PennyMac Financial Services (PFSI) Q1 2026 earnings summary
Event summary combining transcript, slides, and related documents.
Q1 2026 earnings summary
11 May, 2026Executive summary
Net income for Q1 2026 was $82.3 million ($1.53 per diluted share), with adjusted net income of $117.7 million and adjusted EPS of $2.19; annualized ROE was 8% and adjusted ROE was 11%.
Production segment pretax income reached $134 million, its highest in nearly five years, while servicing segment pretax income was $13 million, or $57 million excluding valuation changes.
Technology investments, including AI and the Vesta origination system, improved operational efficiencies and refinance recapture rates.

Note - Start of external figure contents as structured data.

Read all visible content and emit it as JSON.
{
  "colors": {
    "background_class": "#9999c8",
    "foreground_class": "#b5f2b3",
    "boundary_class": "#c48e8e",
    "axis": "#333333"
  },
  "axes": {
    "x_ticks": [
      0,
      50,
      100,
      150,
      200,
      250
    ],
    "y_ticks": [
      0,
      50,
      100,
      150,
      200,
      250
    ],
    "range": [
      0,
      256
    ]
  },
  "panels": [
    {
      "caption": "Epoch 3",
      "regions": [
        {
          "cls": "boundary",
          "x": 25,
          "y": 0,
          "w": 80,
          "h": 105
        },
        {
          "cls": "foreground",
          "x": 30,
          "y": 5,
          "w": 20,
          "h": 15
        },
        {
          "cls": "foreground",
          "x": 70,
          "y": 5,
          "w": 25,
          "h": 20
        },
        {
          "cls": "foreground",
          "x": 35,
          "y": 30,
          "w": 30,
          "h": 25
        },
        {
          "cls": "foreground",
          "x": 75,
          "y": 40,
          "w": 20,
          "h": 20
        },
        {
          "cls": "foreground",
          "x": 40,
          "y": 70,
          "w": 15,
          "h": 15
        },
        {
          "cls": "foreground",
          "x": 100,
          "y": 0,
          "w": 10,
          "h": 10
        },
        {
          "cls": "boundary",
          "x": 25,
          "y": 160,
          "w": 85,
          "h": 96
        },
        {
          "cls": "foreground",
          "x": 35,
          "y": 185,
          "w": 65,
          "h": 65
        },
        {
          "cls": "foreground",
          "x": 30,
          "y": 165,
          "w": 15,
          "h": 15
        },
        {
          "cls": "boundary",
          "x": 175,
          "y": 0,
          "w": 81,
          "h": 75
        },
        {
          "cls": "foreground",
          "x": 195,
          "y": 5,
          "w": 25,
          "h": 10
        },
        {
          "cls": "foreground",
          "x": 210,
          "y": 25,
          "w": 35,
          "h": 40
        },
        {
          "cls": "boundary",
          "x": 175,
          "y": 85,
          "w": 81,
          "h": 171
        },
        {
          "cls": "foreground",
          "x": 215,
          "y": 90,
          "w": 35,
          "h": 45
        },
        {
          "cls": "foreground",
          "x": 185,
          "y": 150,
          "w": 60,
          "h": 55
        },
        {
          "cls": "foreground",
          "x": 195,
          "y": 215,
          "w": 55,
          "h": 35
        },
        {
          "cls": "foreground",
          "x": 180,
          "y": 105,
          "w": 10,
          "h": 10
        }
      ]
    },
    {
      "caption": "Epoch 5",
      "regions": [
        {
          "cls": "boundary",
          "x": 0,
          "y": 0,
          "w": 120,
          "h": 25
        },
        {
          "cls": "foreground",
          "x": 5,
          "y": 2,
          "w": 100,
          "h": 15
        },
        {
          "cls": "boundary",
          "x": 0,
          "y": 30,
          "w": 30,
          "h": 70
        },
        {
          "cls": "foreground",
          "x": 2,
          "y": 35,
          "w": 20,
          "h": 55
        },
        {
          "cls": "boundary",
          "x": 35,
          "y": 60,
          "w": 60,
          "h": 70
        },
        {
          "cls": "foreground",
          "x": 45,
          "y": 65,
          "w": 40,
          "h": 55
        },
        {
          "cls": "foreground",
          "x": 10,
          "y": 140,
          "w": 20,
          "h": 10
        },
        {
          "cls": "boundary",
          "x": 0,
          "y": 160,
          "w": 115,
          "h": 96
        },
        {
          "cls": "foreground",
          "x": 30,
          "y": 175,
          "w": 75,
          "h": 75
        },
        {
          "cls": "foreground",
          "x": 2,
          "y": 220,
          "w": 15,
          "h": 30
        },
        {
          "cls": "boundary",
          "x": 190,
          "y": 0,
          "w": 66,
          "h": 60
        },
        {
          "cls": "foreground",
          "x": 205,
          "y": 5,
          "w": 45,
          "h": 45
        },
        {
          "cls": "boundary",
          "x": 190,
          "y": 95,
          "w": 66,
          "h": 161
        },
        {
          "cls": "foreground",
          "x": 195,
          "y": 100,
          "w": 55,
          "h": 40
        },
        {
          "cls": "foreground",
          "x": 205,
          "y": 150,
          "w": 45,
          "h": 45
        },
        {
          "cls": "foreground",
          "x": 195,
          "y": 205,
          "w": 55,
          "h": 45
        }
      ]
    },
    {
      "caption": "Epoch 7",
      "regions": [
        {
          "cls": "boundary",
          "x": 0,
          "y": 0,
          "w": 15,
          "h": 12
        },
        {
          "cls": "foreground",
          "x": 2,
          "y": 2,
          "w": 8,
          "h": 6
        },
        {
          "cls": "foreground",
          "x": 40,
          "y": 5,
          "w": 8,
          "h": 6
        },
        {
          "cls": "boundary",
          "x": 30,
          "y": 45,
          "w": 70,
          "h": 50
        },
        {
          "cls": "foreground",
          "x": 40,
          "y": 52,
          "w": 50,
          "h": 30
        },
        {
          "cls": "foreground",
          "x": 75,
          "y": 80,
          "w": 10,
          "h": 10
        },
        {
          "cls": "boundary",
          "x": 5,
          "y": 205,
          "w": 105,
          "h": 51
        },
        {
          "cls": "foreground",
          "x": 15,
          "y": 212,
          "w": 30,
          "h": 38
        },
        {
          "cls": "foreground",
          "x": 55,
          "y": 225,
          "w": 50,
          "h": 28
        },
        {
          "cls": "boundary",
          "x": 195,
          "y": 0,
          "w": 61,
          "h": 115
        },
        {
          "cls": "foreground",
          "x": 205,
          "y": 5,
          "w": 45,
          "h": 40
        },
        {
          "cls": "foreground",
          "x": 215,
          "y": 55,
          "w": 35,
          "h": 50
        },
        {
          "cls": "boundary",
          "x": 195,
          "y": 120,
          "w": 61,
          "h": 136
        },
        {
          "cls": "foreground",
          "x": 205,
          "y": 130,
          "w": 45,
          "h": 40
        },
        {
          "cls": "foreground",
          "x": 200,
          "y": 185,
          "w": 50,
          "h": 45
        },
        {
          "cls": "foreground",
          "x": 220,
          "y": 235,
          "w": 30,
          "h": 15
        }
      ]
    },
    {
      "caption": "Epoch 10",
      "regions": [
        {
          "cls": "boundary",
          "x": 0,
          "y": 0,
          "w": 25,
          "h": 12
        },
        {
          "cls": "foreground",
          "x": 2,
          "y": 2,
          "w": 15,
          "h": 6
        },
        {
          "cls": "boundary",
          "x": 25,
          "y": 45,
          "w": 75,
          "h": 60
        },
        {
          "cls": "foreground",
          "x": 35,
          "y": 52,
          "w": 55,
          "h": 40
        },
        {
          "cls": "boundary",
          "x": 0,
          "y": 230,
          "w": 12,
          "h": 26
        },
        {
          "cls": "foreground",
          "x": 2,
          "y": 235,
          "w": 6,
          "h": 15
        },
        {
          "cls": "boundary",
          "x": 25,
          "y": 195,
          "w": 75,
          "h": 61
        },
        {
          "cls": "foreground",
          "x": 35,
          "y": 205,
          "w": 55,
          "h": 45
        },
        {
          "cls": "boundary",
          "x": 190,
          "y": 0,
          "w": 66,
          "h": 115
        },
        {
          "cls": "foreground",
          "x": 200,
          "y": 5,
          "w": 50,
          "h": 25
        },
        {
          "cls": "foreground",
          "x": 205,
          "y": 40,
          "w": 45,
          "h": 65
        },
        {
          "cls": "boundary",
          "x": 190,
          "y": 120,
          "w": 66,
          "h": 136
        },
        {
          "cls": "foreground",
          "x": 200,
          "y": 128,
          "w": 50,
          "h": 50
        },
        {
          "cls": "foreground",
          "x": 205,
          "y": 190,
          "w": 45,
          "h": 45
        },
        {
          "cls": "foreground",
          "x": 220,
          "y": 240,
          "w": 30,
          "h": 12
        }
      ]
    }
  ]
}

Repurchased 1% of outstanding stock for $50 million and declared a $0.30 per share dividend payable May 28, 2026.
Acquisition of Cenlar subservicing business remains on track for H2 2026, expected to enhance scale and diversification.
Financial highlights
Adjusted net income was $117.7 million, with a $0.66 difference from GAAP EPS due to MSR fair value declines and acquisition expenses.
Mortgage banking operating pre-tax income was $190 million, up from $173 million in Q4 2025.
Total origination volumes were $37.0 billion UPB, down 12% sequentially but up 28% year-over-year; lock volumes were $44 billion, down 4%.
Dividend declared at $0.30 per share; 560,000 shares repurchased for $50 million.
Adjusted EBITDA for Q1 2026 was $251 million.
Outlook and guidance
Adjusted ROE expected to remain near current levels in Q2, rising to low- to mid-teens in H2 2026 as tech investments yield benefits.
Long-term ROE target remains high teens to low 20%, but near-term guidance lowered due to accelerated tech spend and lower origination demand.
Origination market projected to remain smaller due to higher interest rates, but company expects to generate meaningful adjusted returns.
Management expects the Cenlar acquisition to enhance profitability and leverage the tech-first platform's scale.
Economic uncertainty and interest rate volatility may drive higher production activity but also increase prepayment speeds and credit risk.